Codicia voraz
(Foto: Manuel Verpi [Alcalá 2014])
Poco a poco, la codicia ha ido devorando un pueblo ya convertido, pretendidamente, en ciudad aunque ahora se quiera «Uno más». Un pueblo que destacaba en la provincia desde tiempo inmemorial, cuando aún ni siquiera existía el concepto de provincia ni el de pueblo; puedo así remontarme al Neolítico y pensar en el espacio de Gandul o al Medievo e imaginar la importancia del castillo y su dominio. Sin embargo, desde que llegó la última democracia la codicia se ha encarnado en quienes gobiernan la cosa pública y convierten a la cosa en eso, en «objeto inanimado, por oposición al ser viviente», tal y como define el diccionario de la RAE este término, una cosa en su más mínima expresión, un anecdotario de ora un acto en el auditorio, ora unos pintores en la ribera del Guadaíra, ora un festival de flamenco en una plaza…; ellos, los auténticos pseudopolíticos, a los que se unen los pseudofuncionarios, los pseudoempresarios, los pseudotécnicos, los pseudoperidodistas y los pseudociudadanos. Ellos, los codiciosos, tienen el afán excesivo de la apariencia y el aparente deseo de hacer algunas cosas buenas, el absurdo del derroche sin pensar en el beneficio de todos sino en el de unos pocos.
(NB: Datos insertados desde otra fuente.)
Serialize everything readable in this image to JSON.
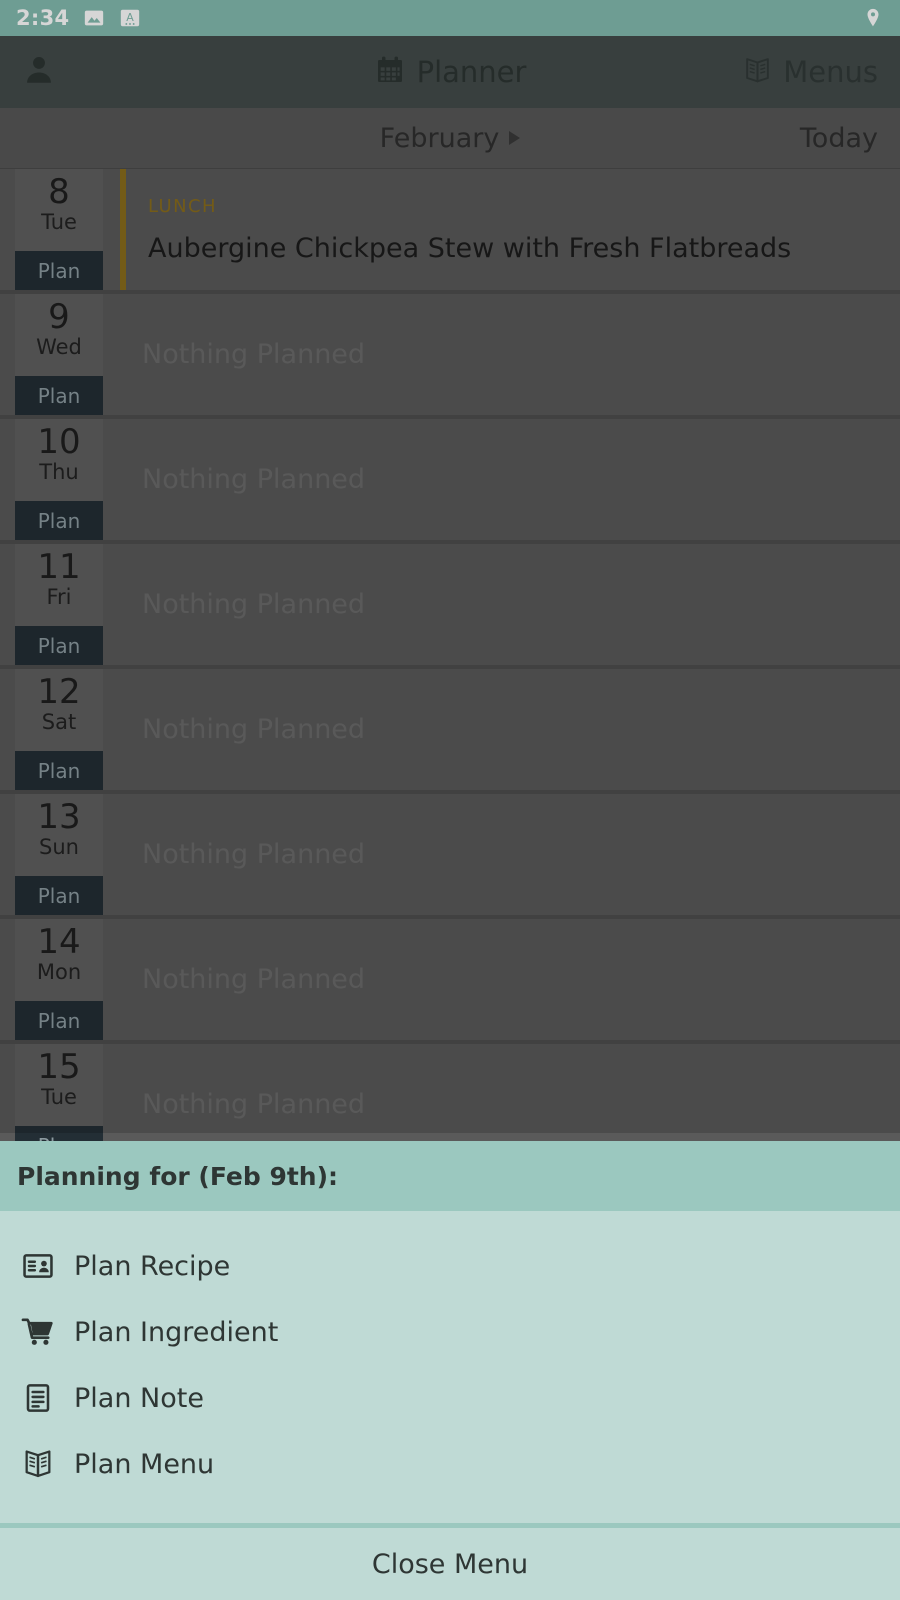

Y no escribo ahora en clave de «Podemos» o de «Ganemos» sino en clave «DeAlcaláSemos». En Alcalá, lo que los auténticos pseudos codician no es el espacio ni el tiempo sino el dinero que les renta la destrucción de todo eso: han conseguido la destrucción de un tiempo donde Alcalá fue referencia artística, cultural, paisajística, política, empresarial y la destrucción de un espacio, el lugar donde conviven y transitan, pasean y disfrutan los alcalareños, aunque, en nuestra desesperación, digamos: «siempre nos quedará Oromana».
¿Y por qué la inteligencia en oposición a la codicia? Pues porque la inteligencia en el gobierno de la cosa pública se podría definir como definen sus ciudades y pueblos el vecino Portugal o la vecina Francia. Conservando costumbres y tradiciones, alejando el capricho y la veleidad, por ejemplo, de construir una escuela de flamenco donde ya está consolidada una Escuela de Idiomas o tirando la tapia de la Harinera del Guadaíra para colocar barras de metal galvanizado y, en definitiva, apoyando las verdaderas trayectorias culturales, en su concepción y construcción más amplia, dándoles vida. Que cualquier ciudadano para mantener o emprender una iniciativa no tenga que pagar un auténtico pastizal (de pasta, dinero), a fin de cuentas, pasto para las bestias que nos gobiernan.